I first saw my name in print in the fall of 1999. It was my first semester of college. I had taken a journalism class because my advisor told me not to. When I fell in love with reporting and writing, my journalism TA hooked me up at the school newspaper. My first article was a feature on cider making at the local apple orchard.

That was 17 years ago. It’s still a thrill to publish — to share my written work with the world. These days, most of that takes place via this blog or the online magazine where I write a monthly column. Most of my work consists of personal essays.

But last week, I submitted a different sort of writing — a research abstract based on my work in rural Uganda this past summer. If the American Geriatrics Society (AGS) accepts my abstract, I will present a poster at the organization’s national conference in San Antonio, Texas, in May 2017.
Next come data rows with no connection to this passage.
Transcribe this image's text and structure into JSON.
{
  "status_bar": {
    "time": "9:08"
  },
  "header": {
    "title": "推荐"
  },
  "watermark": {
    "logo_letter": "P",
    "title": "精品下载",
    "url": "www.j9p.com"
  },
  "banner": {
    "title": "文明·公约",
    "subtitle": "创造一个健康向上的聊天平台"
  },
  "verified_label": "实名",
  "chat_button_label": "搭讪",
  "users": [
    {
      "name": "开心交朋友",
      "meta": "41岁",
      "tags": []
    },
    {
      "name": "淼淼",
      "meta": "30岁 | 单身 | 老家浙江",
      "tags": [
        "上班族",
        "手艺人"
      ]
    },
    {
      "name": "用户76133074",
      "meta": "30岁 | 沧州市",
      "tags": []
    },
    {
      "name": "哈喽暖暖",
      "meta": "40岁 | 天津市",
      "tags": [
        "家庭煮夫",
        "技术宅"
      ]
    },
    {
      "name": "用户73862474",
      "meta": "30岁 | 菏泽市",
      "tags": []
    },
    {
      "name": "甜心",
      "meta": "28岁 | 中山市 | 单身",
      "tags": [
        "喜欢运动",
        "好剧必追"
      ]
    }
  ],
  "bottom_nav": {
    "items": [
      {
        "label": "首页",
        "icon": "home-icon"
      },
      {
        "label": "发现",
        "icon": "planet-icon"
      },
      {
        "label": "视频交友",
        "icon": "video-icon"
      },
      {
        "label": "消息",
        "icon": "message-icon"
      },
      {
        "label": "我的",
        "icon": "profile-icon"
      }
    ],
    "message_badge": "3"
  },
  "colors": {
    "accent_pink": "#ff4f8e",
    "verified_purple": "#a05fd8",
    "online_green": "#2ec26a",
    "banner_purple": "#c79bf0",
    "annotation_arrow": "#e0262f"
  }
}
I do have another scientific publication — a secondary authorship on a paper from the Drosophila melanogaster (fruit fly) lab where I worked for a semester while taking my medical school prerequisites. But this would be my first time as a first author. And this would be my first foray into the world of clinical research.

Acceptance here is by no means a guarantee. And my topic is somewhat outside the typical AGS fare, so I’m not holding my breath. Even if I don’t get accepted, going through the abstract writing process was still a wonderful experience. Distilling all that work into fewer than 2,650 characters was something else. That taxed even my editorial expertise.

All that said: *fingers crossed.* I’ll find out by February.